| We all know .ipynb JSON format is not a great fit for Git. The Jupyter ecosystem has come a long way in the last few years. Solving this really comes down to a few tools - - JupyterLab Git Extension[1] for local diffs (pre-commit diffs) - nbdime[2] / nbdev[3] for resolving .ipynb git merge conflicts - GitHub PR code reviews with ReviewNB[4] - Alternatively, if you don't care about cell outputs then Jupytext[5] to sync .ipynb JSON to markdown Disclaimer: I built ReviewNB. It's a completely bootstrapped business, 5 years in the making and now used by leading DS teams at Meta, AWS, NASA JPL, AirBnB, Lyft, Affirm, AMD, Microsoft & more[6] for Jupyter Notebook code reviews on GitHub / Bitbucket. [1] https://github.com/jupyterlab/jupyterlab-git [2] https://nbdime.readthedocs.io [3] https://nbdev.fast.ai [4] https://www.reviewnb.com [5] https://github.com/mwouts/jupytext [6] https://www.reviewnb.com/#customers |
Notice that using markdown is a possibility for jupytext, but not the only one. More interestingly, you can also store your notebooks as plain python files, whose comments are interpreted as the markdown cells of the notebook.

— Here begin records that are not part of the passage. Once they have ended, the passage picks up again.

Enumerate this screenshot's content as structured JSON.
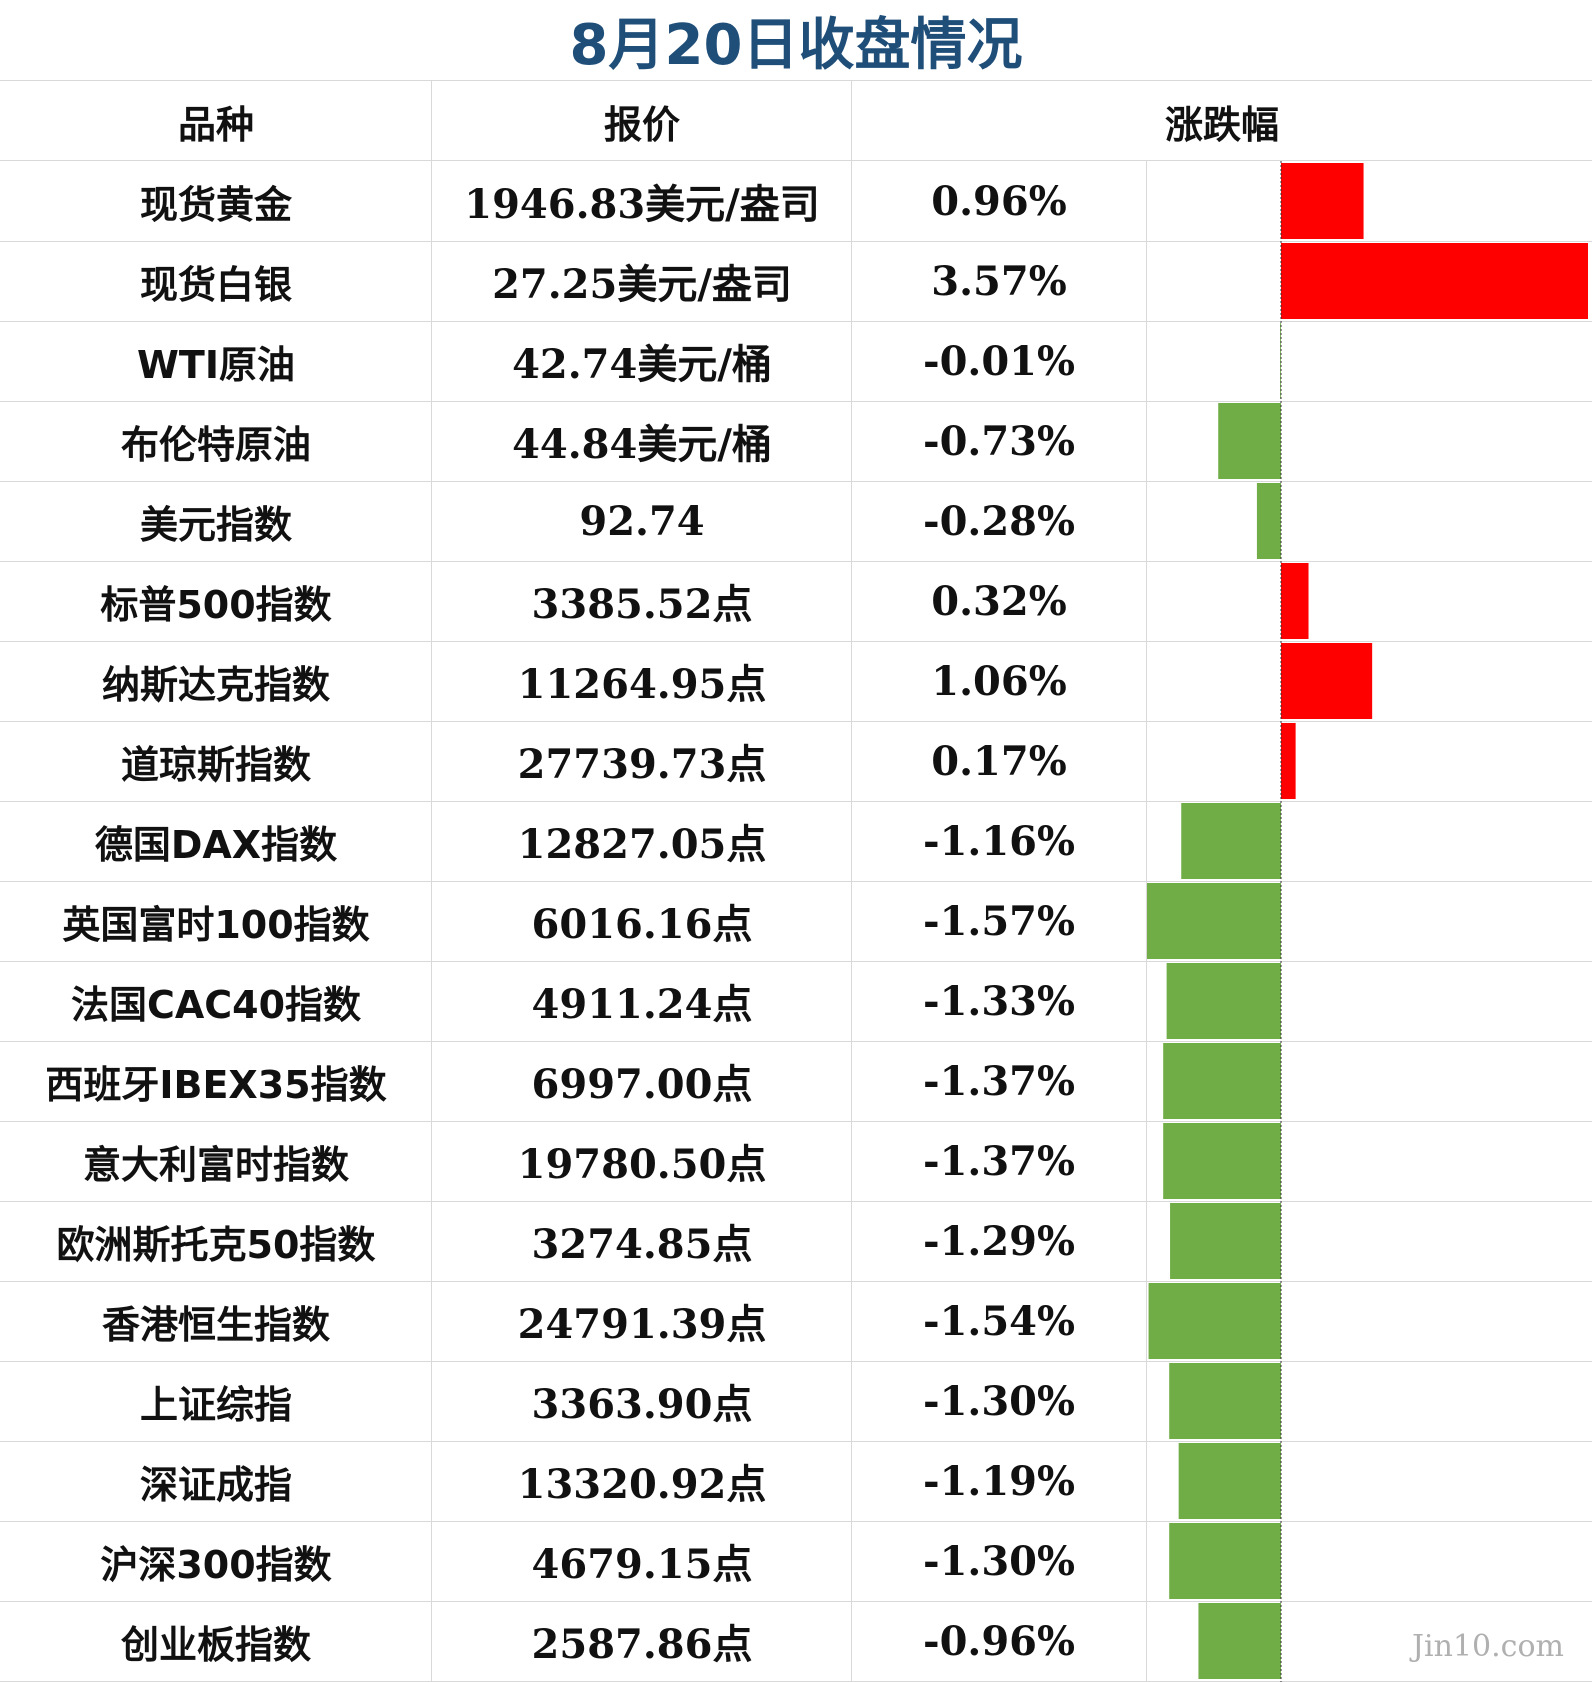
{
  "title": "8月20日收盘情况",
  "headers": {
    "name": "品种",
    "price": "报价",
    "change": "涨跌幅"
  },
  "colors": {
    "title": "#1f4e79",
    "up": "#ff0000",
    "down": "#70ad47",
    "grid": "#d9d9d9"
  },
  "watermark": "Jin10.com",
  "chart_data": {
    "type": "table",
    "columns": [
      "品种",
      "报价",
      "涨跌幅"
    ],
    "rows": [
      {
        "name": "现货黄金",
        "price": "1946.83美元/盎司",
        "change_label": "0.96%",
        "change": 0.96
      },
      {
        "name": "现货白银",
        "price": "27.25美元/盎司",
        "change_label": "3.57%",
        "change": 3.57
      },
      {
        "name": "WTI原油",
        "price": "42.74美元/桶",
        "change_label": "-0.01%",
        "change": -0.01
      },
      {
        "name": "布伦特原油",
        "price": "44.84美元/桶",
        "change_label": "-0.73%",
        "change": -0.73
      },
      {
        "name": "美元指数",
        "price": "92.74",
        "change_label": "-0.28%",
        "change": -0.28
      },
      {
        "name": "标普500指数",
        "price": "3385.52点",
        "change_label": "0.32%",
        "change": 0.32
      },
      {
        "name": "纳斯达克指数",
        "price": "11264.95点",
        "change_label": "1.06%",
        "change": 1.06
      },
      {
        "name": "道琼斯指数",
        "price": "27739.73点",
        "change_label": "0.17%",
        "change": 0.17
      },
      {
        "name": "德国DAX指数",
        "price": "12827.05点",
        "change_label": "-1.16%",
        "change": -1.16
      },
      {
        "name": "英国富时100指数",
        "price": "6016.16点",
        "change_label": "-1.57%",
        "change": -1.57
      },
      {
        "name": "法国CAC40指数",
        "price": "4911.24点",
        "change_label": "-1.33%",
        "change": -1.33
      },
      {
        "name": "西班牙IBEX35指数",
        "price": "6997.00点",
        "change_label": "-1.37%",
        "change": -1.37
      },
      {
        "name": "意大利富时指数",
        "price": "19780.50点",
        "change_label": "-1.37%",
        "change": -1.37
      },
      {
        "name": "欧洲斯托克50指数",
        "price": "3274.85点",
        "change_label": "-1.29%",
        "change": -1.29
      },
      {
        "name": "香港恒生指数",
        "price": "24791.39点",
        "change_label": "-1.54%",
        "change": -1.54
      },
      {
        "name": "上证综指",
        "price": "3363.90点",
        "change_label": "-1.30%",
        "change": -1.3
      },
      {
        "name": "深证成指",
        "price": "13320.92点",
        "change_label": "-1.19%",
        "change": -1.19
      },
      {
        "name": "沪深300指数",
        "price": "4679.15点",
        "change_label": "-1.30%",
        "change": -1.3
      },
      {
        "name": "创业板指数",
        "price": "2587.86点",
        "change_label": "-0.96%",
        "change": -0.96
      }
    ]
  }
}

This is very useful, and not only for version control: if your notebooks are python files they can be executed easily in CI or by third parties just by launching the interpreter. No need even of the jupyterlab dependency.
With some care, you can craft a single python file "foo.py" that can be used at the same time as
1. an executable command-line program (that happens to be written in python)
2. an importable python module
3. a jupyter notebook (to open it you need the jupytext extension of jupyter)
4. the documentation with auto-generated figures, convertible to html or to pdf using "jupyter nbconvert --execute"
5. a regular .ipynb if for some reason you want to distribute the outputs in a re-executable format
For small simple projects, to showcase, describe and illustrate an independent algorithm, we have found this structure invaluable.